Well ... basically, it's a dessert, and if you're attempting to lose weight, I'd try to wean yourself off desserts. For the time being at least.

Although it might technically contain no sugar, it's full of rapidly-digested starch, which is hydrolysed into sugars. The effect on your body is broadly the same as ingesting sugar. If you eat foods like that on a regular basis, various undesirable things will happen: you'll gain (or retain) fat, you will become less able to go from meal-to-meal without feeling hungry, and you will increase your risk of cardiovascular disease.

The fact that there's no fat or sugar in it is neither here nor there. In fact I'd be inclined to just make a proper bread-and-butter pudding (which it seems to resemble), instead of attempting to make a quasi-healthy dessert which sounds like it fails on both healthfulness and flavour. Come to think of it ... if you want a treat, try making a creme brulee instead. It's basically eggs and cream with a modest amount of sugar, and because it's so rich it's generally served in small portions. Very nice and unlikely to impact your weight loss progress.

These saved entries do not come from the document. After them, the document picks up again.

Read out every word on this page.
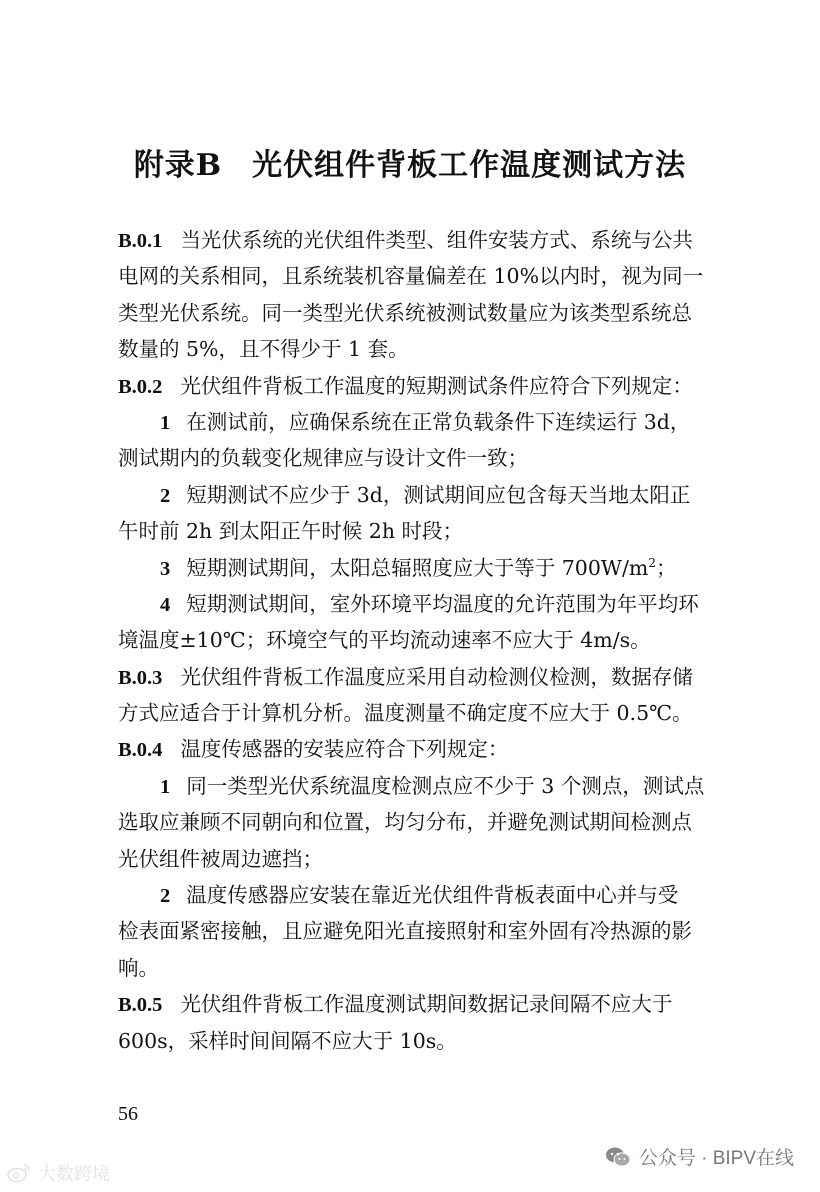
附录B 光伏组件背板工作温度测试方法
B.0.1 当光伏系统的光伏组件类型、组件安装方式、系统与公共
电网的关系相同，且系统装机容量偏差在 10%以内时，视为同一
类型光伏系统。同一类型光伏系统被测试数量应为该类型系统总
数量的 5%，且不得少于 1 套。
B.0.2 光伏组件背板工作温度的短期测试条件应符合下列规定：
1 在测试前，应确保系统在正常负载条件下连续运行 3d，
测试期内的负载变化规律应与设计文件一致；
2 短期测试不应少于 3d，测试期间应包含每天当地太阳正
午时前 2h 到太阳正午时候 2h 时段；
3 短期测试期间，太阳总辐照度应大于等于 $700W/m^2$；
4 短期测试期间，室外环境平均温度的允许范围为年平均环
境温度±10℃；环境空气的平均流动速率不应大于 4m/s。
B.0.3 光伏组件背板工作温度应采用自动检测仪检测，数据存储
方式应适合于计算机分析。温度测量不确定度不应大于 0.5℃。
B.0.4 温度传感器的安装应符合下列规定：
1 同一类型光伏系统温度检测点应不少于 3 个测点，测试点
选取应兼顾不同朝向和位置，均匀分布，并避免测试期间检测点
光伏组件被周边遮挡；
2 温度传感器应安装在靠近光伏组件背板表面中心并与受
检表面紧密接触，且应避免阳光直接照射和室外固有冷热源的影
响。
B.0.5 光伏组件背板工作温度测试期间数据记录间隔不应大于
600s，采样时间间隔不应大于 10s。
56
公众号 · BIPV在线
大数跨境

There's nothing wrong with having a dessert sometimes, but it's important to focus on proper food for mealtimes and not "set aside" big chunks of your calorie allowance so that you can eat puddingy things. Or, if you're of a certain age:

"If you don't eat yer meat, you can't have any pudding. How can you have any pudding if you don't eat yer meat?"

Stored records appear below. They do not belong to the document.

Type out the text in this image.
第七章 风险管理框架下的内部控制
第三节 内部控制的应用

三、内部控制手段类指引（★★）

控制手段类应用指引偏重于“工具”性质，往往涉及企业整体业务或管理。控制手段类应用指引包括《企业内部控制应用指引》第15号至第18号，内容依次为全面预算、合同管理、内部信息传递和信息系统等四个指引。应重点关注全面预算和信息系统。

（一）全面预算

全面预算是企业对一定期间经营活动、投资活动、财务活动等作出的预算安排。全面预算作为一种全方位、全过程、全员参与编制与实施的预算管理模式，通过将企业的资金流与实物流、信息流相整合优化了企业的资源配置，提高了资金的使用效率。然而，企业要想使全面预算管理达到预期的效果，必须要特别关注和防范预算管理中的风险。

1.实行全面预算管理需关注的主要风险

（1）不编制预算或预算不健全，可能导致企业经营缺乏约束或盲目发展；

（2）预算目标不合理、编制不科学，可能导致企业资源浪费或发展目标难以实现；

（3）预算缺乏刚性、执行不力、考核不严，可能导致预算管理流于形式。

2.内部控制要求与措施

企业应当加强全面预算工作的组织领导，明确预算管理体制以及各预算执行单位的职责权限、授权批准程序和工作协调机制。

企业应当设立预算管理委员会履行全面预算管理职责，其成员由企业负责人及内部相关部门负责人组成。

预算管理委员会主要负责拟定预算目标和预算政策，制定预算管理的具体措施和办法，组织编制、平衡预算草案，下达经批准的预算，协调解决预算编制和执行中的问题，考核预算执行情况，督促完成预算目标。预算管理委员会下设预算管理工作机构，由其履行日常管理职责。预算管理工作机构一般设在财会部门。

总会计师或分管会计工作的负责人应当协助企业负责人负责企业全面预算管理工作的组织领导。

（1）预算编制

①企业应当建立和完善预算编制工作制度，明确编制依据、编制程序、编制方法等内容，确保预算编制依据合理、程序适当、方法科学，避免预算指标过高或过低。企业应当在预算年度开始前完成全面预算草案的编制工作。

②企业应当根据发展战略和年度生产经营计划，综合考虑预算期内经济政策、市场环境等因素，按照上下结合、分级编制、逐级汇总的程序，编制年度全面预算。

ForthefinalTime profile image
ForthefinalTime in reply toIvanTheHorrible

Unfortunately IvanTheHorrible, my bf inherited coronary problems. Cream has always disagreed with him, even as a child and is not good for his condition. The porridge scours out your arteries (a cardio-vascular surgeon put my friend's dad on a diet of porridge to clear out his arteries). "Experts" still don't know if it is sugar or fat which clogs up the arteries. This pudding is very nice and rather satisfying. Having now worked out the calories of the pudding, I am more inclined to cut it up smaller than leave it out all together. We don't have this every day, but as a treat, every so often. I usually have fruit with no fat natural yoghurt. Many thanks for your thought. :)

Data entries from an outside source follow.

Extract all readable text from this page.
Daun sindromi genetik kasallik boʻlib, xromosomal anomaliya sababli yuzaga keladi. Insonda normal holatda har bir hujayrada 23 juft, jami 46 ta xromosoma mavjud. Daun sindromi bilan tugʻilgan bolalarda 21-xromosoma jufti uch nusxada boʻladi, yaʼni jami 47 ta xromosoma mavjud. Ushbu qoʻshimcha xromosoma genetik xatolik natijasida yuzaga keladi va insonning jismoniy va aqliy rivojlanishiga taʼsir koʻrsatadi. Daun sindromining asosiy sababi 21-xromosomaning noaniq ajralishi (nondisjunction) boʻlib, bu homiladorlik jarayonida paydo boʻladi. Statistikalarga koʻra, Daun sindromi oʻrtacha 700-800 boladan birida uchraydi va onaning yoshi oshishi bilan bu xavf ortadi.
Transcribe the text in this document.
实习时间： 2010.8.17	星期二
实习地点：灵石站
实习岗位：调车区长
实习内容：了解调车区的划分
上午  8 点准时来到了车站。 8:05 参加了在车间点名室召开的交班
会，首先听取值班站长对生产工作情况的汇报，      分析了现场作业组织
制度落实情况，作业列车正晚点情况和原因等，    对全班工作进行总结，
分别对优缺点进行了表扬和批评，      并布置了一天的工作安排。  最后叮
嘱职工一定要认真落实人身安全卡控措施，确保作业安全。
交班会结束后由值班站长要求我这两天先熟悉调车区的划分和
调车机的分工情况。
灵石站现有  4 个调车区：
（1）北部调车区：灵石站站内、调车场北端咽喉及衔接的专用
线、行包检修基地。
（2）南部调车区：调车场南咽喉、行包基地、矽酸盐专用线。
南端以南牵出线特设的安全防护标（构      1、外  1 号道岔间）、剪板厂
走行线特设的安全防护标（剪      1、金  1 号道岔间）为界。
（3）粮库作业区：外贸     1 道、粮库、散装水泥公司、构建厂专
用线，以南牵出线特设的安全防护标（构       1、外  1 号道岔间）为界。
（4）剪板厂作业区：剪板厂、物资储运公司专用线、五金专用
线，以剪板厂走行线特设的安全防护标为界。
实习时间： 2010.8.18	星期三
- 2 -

IvanTheHorrible profile image
IvanTheHorribleMaintainer in reply toForthefinalTime

Oh, they know. This is completely clear if you browse through published research. However this is a disconnect between scientific research and health policy: the health authorities cannot publicly backtrack over their previous longstanding advice because it would expose them to legal risks. It's a big game of musical chairs, and eventually the music will stop and the lawyers will feast upon those caught standing in the wrong place. My reading of the research is this: it isn't one or the other. It's a combination of excessive carbohydrates, very low fat, and long periods of inactivity. Most bodies can cope with any one of those factors by itself, but put them all together and you're finished.

My family are predisposed to CVD too. My dad had a coronary bypass in his 50s. He ate a "healthy diet" full of porridge and the like. He rattles when he walks because he's taking about 12 pills a day. It certainly didn't scour out his arteries. My uncle is in a terrible state. He's on a "healthy diet" too. Me, I've been eating proper food (including an "unhealthy" amount of fat) for the last 15 years. I'm now approaching the age at which my dad started getting angina. My BP is perfect, my heartrate response to exercise is perfect (no sign of "chronotropic incompetence"), my VO2max is about as the same the average 30-year-old, and my bodyfat hovers somewhere around 12-13%. The "dietary fat causes heart disease" theory can't explain why I'm even alive, nevermind fit and healthy.

Fair enough if your bf just doesn't like cream, but I would urge you to read up on this subject seriously if your family have genetic risk factors for CVD, and come to your own conclusions.